MÁRIO ALVES COUTINHO
ESPECIAL PARA A FOLHA

"A Apreensão da Realidade Psíquica", de Paulo Cesar Sandler, primeiro volume (dois outros estão prometidos) é uma obra extremamente ambiciosa. Basta examinar o índice do primeiro livro (e dos dois outros, ao final deste volume) e percebe-se que nas suas páginas desfila praticamente toda a filosofia ocidental, de Platão a Bachelard (passando por Aristóteles, Hume, Hobbes, Bacon, Descartes etc.). Ali encontra-se, também, um exame amplo da ciência ocidental, além de comentários de algumas escolas artísticas e certos criadores.
Qual o objetivo do autor? Demonstrar a cientificidade da psicanálise, ou o que ele chama de "polinizações cruzadas" entre a psicanálise e outras ciências. Nas suas próprias palavras: "Haverá descobertas feitas por físicos, matemáticos, psicanalistas, artistas, místicos que possam ser semelhantes? Será que o que está variando é apenas o sistema simbólico-notacional utilizado por estes vários pesquisadores?".
Logo de início, fica claro que o autor não pretende aproximar a psicanálise da ciência positivista, ou aquela das causas finais e dos porquês (uma aproximação, segundo ele, religiosa), mas das concepções epistemológicas mais modernas, como a física quântica, a teoria dos fractais, Gõdel.
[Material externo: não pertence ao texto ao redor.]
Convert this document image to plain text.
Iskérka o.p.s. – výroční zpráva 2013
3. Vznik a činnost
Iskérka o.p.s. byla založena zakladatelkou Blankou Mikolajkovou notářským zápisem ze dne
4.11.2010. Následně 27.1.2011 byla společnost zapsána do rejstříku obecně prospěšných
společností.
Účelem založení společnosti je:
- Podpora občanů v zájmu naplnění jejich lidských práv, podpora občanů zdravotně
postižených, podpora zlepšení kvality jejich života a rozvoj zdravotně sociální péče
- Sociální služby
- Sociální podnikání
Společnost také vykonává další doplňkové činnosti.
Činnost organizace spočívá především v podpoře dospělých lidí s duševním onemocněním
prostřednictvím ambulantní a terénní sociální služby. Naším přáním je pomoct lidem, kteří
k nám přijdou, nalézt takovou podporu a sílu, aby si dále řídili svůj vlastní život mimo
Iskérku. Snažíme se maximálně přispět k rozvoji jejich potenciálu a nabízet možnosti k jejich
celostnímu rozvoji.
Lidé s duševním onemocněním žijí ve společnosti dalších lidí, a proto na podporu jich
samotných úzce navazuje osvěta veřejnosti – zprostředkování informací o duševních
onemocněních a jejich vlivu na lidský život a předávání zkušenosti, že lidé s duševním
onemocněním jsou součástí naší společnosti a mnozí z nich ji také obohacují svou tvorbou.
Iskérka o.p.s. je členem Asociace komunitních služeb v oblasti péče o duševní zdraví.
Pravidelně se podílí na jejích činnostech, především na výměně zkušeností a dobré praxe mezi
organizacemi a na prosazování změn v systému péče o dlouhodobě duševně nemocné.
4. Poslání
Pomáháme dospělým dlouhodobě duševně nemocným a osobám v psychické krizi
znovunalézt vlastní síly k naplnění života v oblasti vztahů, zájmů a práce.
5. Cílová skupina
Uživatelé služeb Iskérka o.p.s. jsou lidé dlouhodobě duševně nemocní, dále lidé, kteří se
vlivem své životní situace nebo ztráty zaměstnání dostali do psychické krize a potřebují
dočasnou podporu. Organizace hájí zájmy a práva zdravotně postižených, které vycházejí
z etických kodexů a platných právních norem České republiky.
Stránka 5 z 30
Num dos primeiros capítulos do livro, ele mostra que vários cientistas resolveram alguns problemas de suas teorias não por meio de raciocínios lógicos, mas por meio da intuição. Diz também que Melanie Klein e W.R. Bion não desprezaram o uso da intuição "enquanto parte da realidade psíquica". Num outro momento, ele menciona um teorema de Gõdel. Ele "demonstrou neste teorema que havia afirmações matemáticas em relação às quais não existia nem um procedimento que poderia determinar se elas eram verdadeiras ou falsas".
Seu comentário é que este teorema é particularmente interessante ao psicanalista, por não ser "positivo", e sim "negativo", por "deixar algo em aberto e desconhecido", equivalente ao "não-seio, portanto um pensamento" de Bion.
Nestes e outros exemplos do seu livro, por contiguidade e analogia, Sandler estabelece, realmente, contatos e paralelos instigantes entre a psicanálise e a física moderna, desafiando e provocando seu leitor ao diálogo. Mas algo fundamental deve ser lembrado: ainda que Gõdel toque, por meio de seu teorema, "na realidade do incognoscível e da intuição", assim como a psicanálise, ele, ainda assim, prova matematicamente esta afirmação, algo obviamente impossível para qualquer postulado psicanalítico.
No primeiro caso, mais uma vez, a intuição pode ser comum à física moderna e à psicanálise, mas a dos físicos é passível de prova matemática posterior. Várias intuições psicanalíticas são citadas até a exaustão (o objeto amado e o odiado são sempre o mesmo; ou então o "pensamento sem pensador, a espera de um pensador para ser pensado"), sempre na tentativa de aproximar a psicanálise da ciência moderna: embora o livro seja dividido em "conversas", estas repetições excessivas não se justificam.
Há ainda outros probleminhas. Por exemplo, o filme "Giordano Bruno" (está escrito Giovanni) foi atribuído (pág. 353) a Bernardo Bertolucci, mas a direção é de Giuliano Montaldo.
Outra falha, em um livro que cita tão grande volume da cultura ocidental, é a ausência de um índice onomástico. Quem sabe este problema pode ser corrigido em uma eventual segunda edição e nos dois volumes subsequentes.